A new report from the nonprofit group PennFuture finds that Pennsylvania elected officials “continue to coddle the fossil fuel industry with massive subsidies” that totaled $3.8 billion in fiscal 2019.


The report, titled “Buried Out of Sight: Uncovering Pennsylvania’s Hidden Fossil Fuel Subsidies,” claims that preferential treatment is received by the fossil fuel industry in the Keystone State. The analysis from PennFuture shows $3.8 billion in fossil fuel subsidies for fiscal year 2019, which amounts to $296 per state resident and represents a 14 percent increase from the group’s last study in 2015. Of the $3.8 billion total, the shale gas industry captured 52.1 percent, or $2.0 billion.


PennFuture describes itself as a nonprofit focusing on a clean energy economy and protecting air, water, land and sustainable communities in Pennsylvania.


The report contends state subsidies included $322.9 million in exemptions from the corporate sales tax, $305.1 million in exemptions of taxes on natural gas and utility sales, as well as $4.3 million in tax credits for the Keystone Opportunity Zone that relates to projects like Shell Chemicals’ ethane cracker construction in Beaver County.
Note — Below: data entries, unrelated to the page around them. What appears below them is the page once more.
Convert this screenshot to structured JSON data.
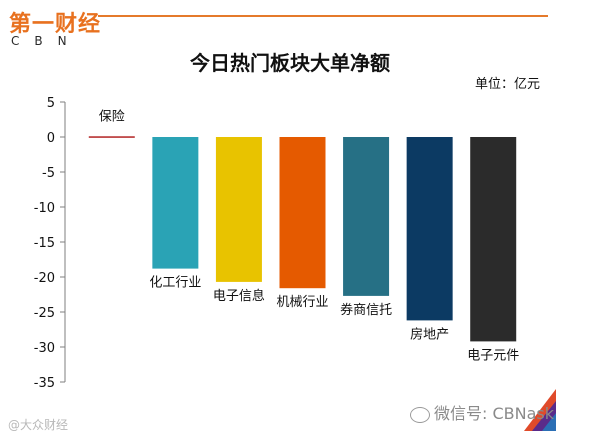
{
  "logo": {
    "text_cn": "第一财经",
    "text_en": "CBN"
  },
  "title": "今日热门板块大单净额",
  "unit": "单位：亿元",
  "watermark_left": "@大众财经",
  "watermark_right": "微信号: CBNask",
  "colors": {
    "header_rule": "#e57a2b",
    "bar_colors": [
      "#b22222",
      "#2aa3b5",
      "#e8c300",
      "#e55a00",
      "#267085",
      "#0c3a63",
      "#2b2b2b"
    ]
  },
  "chart_data": {
    "type": "bar",
    "title": "今日热门板块大单净额",
    "ylabel": "单位：亿元",
    "ylim": [
      -35,
      5
    ],
    "yticks": [
      5,
      0,
      -5,
      -10,
      -15,
      -20,
      -25,
      -30,
      -35
    ],
    "grid": false,
    "categories": [
      "保险",
      "化工行业",
      "电子信息",
      "机械行业",
      "券商信托",
      "房地产",
      "电子元件"
    ],
    "values": [
      0.1,
      -18.8,
      -20.7,
      -21.6,
      -22.7,
      -26.2,
      -29.2
    ]
  }
}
It also cites the loss of nearly $530 million in potential revenue from the lack of a severance tax on the oil and natural gas extraction industry. The Shell Cracker plant received $1.6 billion in state subsidies as part of a package of tax credits that Shell can use to reduce its overall tax liability by up to 20 percent. The Beaver County plant, which is expected to go into operation in 2022, will refine ethane from natural gas fracked from Southwestern Pennsylvania into pellets to create plastic products. The plant, estimated to cost between $6 billion and $10 billion, has created about 8,000 temporary construction jobs and will employ about 600 permanently when it is finished.


PennFuture is calling on Pennsylvania elected officials to approve a severance tax and eliminate tax breaks for fossil fuel companies that amount to an estimated $2 billion per year. The report also calls for tracking of subsidies for fossil fuel companies and more focus on health-related impacts of shale gas development on those who own property near wells.

Industry groups are strongly opposed to the imposition of a severance tax on natural gas production. Gov. Tom Wolf has proposed the tax in every year of his administration but it has not gained traction in the legislature.


In a letter published in the Pittsburgh Business Times, Dan Weaver, president of the Pennsylvania Independent Oil and Gas Association, fired back at the study, saying it included “absurd logic” about economic incentives, and noted that the tax credits to Shell attracted “the largest private investment in the commonwealth since World War 11 and one of the largest construction projects currently under way in the U.S.”


In July 2020, the legislature approved a bill providing more than $650 million in new tax credits for companies that plan to invest at least $400 million and create at least 800 construction and permanent jobs to build petrochemical or fertilizer plants that use dry natural gas produced in Pennsylvania. It goes into effect in 2024 and continues until 2050. HB 732 was signed by the governor, signaling that incentives to attract fossil fuel-related industries are likely to continue for years to come.